Wczoraj wieczorem po raz pierwszy tak zwyczajnie, w spokoju pogadałam z Julkiem. Bo tak, jak dzwonił, to był hałas w tle, śmiechy, zero komfortu pogawędki. W sumie to do końca nie wiem, kto był inicjatorem rozmowy, bo połączył się ze mną numer opiekunki pani Mileny, ale w słuchawce usłyszałam Julka. Wygląda to tak:
- do domu wrócę, to spać z babcią,
- zabiłem muchę, mucha lata, boję muchy i rekina,
- tak, byłem, żelki, czipsy, coli nie, pani nie pozwala (tu w tle usłyszałam panią Milenę, która mówi, że jest ta zła, bo pozwoliła kupić tylko jedną niezdrową rzecz, więc Julek limit wyczerpał i coli nie kupił - punkt dla pani Mileny, nawet dwa),
- grałem w piłkę,
- co robisz?
- mama, kocham ciebie,
- czekaj,
- dobra, pa.
Rozmowa była konkrenta, rzeczowa, długa, z ochotą na wydłużanie, bez smutku, ze zrozumieniem okoliczności.
Na horyzoncie zamajaczyła tęsknota. A może zwykła ochota na pogadanie z mamą? Bo przyszedł wieczór, trochę zmęczenia i te muchy irytujące, bo cztery dni minęły, bo oswoiłem miejsce i mnóstwo wrażeń, a gdzie dom? Mój dom. Moje domowe przyzwyczajenia. Tam. A ja tu. Mama, tata, Kilka, Krzyś daleko.
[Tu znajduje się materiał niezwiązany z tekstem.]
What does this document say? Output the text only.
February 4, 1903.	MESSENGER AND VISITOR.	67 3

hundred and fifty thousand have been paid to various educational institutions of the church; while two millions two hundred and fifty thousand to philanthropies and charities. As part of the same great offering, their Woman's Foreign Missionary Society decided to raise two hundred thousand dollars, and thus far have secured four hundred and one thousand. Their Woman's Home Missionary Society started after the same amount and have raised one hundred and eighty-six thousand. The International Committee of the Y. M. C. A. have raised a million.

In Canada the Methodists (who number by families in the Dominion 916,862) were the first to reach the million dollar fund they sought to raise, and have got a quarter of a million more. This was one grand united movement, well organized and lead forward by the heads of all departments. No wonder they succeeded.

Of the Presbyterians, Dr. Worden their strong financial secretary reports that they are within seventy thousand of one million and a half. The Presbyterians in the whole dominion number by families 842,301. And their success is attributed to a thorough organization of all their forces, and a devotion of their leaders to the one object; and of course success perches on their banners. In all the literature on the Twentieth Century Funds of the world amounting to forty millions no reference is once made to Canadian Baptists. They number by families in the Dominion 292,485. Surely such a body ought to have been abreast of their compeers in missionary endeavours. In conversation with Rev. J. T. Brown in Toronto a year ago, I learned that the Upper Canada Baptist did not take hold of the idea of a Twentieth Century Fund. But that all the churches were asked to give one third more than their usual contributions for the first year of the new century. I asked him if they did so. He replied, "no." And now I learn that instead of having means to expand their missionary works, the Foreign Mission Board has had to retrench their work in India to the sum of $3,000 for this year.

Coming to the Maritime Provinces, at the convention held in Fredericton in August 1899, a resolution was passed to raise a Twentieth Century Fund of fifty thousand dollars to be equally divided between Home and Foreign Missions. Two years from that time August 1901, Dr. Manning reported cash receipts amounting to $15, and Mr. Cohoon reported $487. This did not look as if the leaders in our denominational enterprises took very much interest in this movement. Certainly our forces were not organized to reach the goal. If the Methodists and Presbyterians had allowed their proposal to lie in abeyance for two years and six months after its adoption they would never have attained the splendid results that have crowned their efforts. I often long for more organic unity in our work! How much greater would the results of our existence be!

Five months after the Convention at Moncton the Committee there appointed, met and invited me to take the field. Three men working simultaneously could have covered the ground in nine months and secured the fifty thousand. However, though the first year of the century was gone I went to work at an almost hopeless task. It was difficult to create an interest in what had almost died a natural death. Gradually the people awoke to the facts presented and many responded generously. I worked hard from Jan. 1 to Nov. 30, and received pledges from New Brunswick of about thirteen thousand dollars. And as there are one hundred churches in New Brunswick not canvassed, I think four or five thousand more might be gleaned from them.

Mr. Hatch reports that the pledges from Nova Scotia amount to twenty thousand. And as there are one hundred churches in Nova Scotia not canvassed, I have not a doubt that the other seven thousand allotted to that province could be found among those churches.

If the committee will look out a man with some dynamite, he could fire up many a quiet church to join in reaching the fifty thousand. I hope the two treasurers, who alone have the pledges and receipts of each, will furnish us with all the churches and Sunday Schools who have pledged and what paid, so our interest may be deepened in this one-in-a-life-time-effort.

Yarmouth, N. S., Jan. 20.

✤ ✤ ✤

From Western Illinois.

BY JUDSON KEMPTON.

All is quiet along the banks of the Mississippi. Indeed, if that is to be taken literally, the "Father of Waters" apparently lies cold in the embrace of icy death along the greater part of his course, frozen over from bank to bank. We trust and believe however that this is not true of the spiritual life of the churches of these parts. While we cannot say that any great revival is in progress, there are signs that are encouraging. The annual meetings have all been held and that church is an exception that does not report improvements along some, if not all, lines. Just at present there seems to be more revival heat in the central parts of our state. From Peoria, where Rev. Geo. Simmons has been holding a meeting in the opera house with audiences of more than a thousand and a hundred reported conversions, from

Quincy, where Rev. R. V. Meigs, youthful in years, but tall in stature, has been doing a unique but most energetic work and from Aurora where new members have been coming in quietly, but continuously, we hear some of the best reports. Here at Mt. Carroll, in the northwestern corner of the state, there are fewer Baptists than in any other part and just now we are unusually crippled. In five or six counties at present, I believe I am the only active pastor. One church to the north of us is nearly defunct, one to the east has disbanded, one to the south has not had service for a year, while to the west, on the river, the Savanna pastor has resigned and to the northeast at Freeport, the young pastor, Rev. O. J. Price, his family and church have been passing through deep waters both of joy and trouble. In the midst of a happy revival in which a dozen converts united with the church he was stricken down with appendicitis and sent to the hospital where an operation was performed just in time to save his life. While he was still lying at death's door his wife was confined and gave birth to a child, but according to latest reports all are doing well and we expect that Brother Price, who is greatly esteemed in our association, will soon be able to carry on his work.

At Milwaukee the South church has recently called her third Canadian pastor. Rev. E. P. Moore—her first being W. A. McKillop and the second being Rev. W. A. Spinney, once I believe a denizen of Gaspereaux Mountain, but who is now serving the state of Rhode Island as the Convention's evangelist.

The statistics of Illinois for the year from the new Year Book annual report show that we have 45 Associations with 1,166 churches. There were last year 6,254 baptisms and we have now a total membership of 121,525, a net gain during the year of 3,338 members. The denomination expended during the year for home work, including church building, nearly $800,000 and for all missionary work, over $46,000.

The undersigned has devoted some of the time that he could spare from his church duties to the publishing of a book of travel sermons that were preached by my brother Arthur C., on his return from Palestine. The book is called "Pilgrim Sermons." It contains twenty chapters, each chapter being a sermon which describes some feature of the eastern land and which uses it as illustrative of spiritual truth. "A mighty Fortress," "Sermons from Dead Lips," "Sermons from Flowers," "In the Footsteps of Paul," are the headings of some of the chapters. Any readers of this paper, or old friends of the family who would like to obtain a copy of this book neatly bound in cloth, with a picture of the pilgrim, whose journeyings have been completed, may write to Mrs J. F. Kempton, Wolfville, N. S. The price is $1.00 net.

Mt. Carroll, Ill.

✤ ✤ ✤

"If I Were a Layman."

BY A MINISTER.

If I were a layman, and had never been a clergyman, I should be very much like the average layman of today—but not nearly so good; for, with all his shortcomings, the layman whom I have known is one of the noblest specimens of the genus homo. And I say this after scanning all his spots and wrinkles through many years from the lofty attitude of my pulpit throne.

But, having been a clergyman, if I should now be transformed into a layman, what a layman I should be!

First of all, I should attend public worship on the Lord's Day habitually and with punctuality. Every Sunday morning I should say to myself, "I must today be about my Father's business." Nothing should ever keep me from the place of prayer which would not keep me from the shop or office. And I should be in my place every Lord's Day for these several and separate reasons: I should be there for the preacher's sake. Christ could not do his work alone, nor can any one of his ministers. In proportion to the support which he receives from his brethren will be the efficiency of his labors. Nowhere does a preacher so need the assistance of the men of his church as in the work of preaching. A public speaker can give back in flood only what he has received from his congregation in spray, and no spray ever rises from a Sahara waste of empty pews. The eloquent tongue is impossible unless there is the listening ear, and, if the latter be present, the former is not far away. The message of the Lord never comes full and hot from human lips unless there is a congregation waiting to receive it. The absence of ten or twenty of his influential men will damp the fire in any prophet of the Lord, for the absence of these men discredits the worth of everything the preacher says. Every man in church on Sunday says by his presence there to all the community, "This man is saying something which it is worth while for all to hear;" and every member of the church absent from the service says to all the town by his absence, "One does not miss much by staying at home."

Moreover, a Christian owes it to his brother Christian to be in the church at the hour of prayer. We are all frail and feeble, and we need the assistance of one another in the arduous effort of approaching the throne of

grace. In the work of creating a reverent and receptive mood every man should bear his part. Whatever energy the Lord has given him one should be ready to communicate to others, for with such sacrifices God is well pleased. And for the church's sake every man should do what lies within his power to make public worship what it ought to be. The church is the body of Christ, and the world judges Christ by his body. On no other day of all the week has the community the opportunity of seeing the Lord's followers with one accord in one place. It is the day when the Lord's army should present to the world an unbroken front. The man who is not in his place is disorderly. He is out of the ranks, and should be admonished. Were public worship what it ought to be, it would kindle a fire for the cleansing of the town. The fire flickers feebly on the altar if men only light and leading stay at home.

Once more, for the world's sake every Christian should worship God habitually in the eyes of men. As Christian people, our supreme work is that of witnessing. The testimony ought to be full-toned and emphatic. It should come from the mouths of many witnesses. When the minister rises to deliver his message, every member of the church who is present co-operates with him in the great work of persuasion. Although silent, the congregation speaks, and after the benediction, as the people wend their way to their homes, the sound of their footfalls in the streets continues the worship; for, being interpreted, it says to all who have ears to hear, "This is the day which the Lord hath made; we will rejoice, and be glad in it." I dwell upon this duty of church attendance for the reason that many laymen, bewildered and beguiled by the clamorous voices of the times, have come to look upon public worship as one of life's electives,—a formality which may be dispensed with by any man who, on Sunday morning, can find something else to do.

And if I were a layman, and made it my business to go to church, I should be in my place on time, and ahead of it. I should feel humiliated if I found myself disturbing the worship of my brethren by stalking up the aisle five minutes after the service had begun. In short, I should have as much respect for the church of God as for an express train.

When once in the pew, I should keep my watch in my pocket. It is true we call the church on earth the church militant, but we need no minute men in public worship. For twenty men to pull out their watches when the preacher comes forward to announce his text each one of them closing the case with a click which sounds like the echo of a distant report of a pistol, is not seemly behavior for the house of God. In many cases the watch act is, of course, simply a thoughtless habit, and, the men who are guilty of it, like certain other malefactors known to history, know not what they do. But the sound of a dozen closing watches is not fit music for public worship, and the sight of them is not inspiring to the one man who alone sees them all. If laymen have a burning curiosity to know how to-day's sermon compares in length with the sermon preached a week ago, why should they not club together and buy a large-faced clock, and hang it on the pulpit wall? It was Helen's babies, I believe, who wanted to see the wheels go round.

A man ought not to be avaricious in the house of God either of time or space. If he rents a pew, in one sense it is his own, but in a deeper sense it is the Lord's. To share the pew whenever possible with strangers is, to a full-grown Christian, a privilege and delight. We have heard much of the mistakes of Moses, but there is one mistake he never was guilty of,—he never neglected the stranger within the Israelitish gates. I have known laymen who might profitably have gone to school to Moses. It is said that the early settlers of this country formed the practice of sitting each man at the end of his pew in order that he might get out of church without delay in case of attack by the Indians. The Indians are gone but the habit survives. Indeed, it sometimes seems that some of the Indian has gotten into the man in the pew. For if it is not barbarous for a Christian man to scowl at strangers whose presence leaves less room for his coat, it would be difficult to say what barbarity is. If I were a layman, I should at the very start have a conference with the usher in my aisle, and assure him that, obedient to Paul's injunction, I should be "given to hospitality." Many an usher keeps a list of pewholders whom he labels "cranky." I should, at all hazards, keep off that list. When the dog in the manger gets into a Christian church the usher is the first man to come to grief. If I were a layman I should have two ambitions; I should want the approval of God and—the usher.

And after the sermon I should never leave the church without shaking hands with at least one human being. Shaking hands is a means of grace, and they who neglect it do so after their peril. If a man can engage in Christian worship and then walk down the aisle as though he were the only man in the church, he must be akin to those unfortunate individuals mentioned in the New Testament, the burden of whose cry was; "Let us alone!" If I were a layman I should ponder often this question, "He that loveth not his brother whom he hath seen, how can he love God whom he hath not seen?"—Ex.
Nadal jestem spokojna. Julek to typ zadaniowy. Dziesięć dni, które mu pozostały, wykona. Nie wygląda na nieszczęśliwego na zdjęciach, które dostaję (większość z nich w towarzystwie kolegów) i na filmach (skrótach każdego dnia), które oglądam na fanpagu Stowarzyszenia Bardziej Kochani.